Where the trial judge has determined that aggravating factors outweigh mitigating factors, the question of whether to impose a sentence which exceeds the presumptive term, and if so, to what extent is within the trial judge's discretion. State v. Watson, 311 N.C. 252, 258, 316 S.E.2d 293, 297 (1984). Defendant argues that the trial judge abused his discretion by considering the gravity of the offense as a factor in imposing a sentence three times the presumptive term of nine years. A trial judge may not consider the seriousness of a crime as a factor in aggravation; this factor was presumably considered by the Legislature in determining the presumptive sentence for this offense. State v. Blackwelder, 309 N.C. 410, 418, 306 S.E.2d 783, 789 (1983). "Rather, the `seriousness' of a crime may be measured in terms of specific statutory or nonstatutory aggravating or mitigating factors related to the character or conduct of the offender or focusing on the victim." Id.

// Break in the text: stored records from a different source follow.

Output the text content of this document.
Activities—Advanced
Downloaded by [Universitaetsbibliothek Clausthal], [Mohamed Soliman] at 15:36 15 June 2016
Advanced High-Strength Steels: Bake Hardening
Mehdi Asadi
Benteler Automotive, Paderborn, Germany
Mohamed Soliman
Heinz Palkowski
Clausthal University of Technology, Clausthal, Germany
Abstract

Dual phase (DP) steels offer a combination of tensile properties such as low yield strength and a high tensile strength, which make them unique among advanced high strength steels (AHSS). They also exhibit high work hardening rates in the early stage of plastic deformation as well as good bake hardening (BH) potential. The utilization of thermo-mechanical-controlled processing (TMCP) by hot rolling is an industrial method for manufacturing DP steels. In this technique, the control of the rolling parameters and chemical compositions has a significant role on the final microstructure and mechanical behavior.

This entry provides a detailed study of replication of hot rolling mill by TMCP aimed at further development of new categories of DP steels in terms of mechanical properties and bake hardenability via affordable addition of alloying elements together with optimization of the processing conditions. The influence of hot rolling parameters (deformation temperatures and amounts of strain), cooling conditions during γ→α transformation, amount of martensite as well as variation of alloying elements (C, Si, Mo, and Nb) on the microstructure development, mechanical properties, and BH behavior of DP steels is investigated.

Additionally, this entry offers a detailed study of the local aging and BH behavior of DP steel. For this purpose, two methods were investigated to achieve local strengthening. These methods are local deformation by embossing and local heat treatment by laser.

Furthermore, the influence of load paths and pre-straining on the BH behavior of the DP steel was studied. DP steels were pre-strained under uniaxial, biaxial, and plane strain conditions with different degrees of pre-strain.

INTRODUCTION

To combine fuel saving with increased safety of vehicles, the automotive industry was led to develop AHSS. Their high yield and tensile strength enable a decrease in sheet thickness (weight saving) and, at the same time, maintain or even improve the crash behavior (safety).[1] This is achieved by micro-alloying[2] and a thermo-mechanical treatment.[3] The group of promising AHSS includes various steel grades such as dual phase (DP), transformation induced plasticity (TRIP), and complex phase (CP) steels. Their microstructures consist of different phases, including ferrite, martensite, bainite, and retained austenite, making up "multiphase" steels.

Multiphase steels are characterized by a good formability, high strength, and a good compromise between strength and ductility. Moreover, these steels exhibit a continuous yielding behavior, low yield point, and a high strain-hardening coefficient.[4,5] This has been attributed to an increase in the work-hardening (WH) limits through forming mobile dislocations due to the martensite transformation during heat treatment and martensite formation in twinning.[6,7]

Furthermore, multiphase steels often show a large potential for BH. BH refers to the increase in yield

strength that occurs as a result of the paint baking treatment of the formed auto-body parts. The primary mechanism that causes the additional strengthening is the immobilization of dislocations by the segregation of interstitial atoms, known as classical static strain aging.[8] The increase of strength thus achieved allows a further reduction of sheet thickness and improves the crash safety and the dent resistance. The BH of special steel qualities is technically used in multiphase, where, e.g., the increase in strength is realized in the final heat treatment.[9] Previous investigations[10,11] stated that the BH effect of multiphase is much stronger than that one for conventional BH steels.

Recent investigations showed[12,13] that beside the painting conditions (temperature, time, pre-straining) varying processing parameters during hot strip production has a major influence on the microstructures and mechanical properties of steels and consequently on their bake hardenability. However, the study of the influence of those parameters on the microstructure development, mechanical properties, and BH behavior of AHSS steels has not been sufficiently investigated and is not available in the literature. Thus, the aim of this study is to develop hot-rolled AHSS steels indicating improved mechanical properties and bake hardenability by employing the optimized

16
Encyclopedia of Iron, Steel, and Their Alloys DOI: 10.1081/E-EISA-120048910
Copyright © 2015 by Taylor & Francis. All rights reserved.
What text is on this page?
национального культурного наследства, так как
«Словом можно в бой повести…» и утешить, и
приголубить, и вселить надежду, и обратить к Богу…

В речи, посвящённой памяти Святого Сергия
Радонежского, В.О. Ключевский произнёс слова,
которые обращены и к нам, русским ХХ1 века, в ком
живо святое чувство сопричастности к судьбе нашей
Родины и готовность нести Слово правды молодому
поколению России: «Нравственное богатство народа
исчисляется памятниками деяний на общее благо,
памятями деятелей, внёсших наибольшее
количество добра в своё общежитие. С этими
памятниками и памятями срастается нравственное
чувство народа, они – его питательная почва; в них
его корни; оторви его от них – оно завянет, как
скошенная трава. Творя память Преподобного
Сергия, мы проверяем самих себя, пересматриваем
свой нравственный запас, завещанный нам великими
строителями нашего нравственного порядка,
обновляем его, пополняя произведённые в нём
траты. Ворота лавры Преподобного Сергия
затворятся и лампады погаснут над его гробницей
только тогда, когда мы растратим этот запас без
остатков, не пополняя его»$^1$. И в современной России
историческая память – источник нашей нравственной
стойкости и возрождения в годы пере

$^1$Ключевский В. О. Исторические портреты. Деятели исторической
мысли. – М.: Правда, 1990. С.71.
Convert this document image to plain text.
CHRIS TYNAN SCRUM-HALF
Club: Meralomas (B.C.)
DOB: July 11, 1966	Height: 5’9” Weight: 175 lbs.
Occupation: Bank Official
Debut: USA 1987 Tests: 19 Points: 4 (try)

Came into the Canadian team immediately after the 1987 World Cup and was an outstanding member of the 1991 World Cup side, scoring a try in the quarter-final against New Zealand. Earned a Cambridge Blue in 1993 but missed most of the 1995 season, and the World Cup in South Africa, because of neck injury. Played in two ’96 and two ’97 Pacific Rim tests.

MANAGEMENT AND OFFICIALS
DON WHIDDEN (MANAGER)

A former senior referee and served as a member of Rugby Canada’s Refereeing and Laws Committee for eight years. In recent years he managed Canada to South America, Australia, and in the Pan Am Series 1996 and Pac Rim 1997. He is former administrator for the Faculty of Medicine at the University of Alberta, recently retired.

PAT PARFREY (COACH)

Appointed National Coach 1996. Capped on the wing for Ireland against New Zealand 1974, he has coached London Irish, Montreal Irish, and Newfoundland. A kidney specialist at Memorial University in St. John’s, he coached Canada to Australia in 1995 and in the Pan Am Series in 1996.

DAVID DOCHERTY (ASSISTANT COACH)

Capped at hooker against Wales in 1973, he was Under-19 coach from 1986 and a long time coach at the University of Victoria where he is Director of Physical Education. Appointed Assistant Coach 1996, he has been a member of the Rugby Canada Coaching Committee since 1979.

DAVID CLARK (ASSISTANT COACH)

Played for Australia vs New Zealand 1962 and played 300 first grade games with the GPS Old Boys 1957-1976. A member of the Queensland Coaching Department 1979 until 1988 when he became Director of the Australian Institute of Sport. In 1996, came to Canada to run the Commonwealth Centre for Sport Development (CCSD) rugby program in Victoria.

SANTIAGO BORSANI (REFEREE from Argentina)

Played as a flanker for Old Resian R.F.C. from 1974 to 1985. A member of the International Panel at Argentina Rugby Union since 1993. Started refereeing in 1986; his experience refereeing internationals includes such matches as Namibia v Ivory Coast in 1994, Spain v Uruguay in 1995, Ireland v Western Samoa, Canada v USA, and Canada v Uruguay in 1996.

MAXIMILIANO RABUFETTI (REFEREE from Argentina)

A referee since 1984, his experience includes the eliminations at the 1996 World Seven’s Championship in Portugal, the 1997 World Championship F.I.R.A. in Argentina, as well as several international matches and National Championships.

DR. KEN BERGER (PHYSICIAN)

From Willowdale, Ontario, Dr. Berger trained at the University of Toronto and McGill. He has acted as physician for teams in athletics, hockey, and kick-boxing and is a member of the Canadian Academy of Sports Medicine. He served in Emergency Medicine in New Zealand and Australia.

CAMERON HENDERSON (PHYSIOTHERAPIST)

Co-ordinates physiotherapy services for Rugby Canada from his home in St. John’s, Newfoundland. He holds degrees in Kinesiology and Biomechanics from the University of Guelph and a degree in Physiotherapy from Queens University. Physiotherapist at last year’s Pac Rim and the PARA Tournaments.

The court's comments indicate that it improperly considered the seriousness of the offense in determining whether to increase the presumptive term. We thus remand for a new sentencing hearing. State v. Shaw, 106 N.C.App. 433, 442, 417 S.E.2d 262, 268-69, cert. denied, 333 N.C. 170, 424 S.E.2d 914 (1992). See also State v. Cannon, 326 N.C. 37, 39-40, 387 S.E.2d 450, 451 (1990) (failure to formally document a finding in aggravation does not insulate court's remarks from appellate review; defendant entitled to new sentencing hearing where it can reasonably be inferred from the language of the trial judge that he imposed the sentence at least in part for an improper reason).

Guilt/Innocence Phase: No error.

Sentencing Phase: Remanded for new sentencing hearing.

EAGLES and JOHN C. MARTIN, JJ., concur.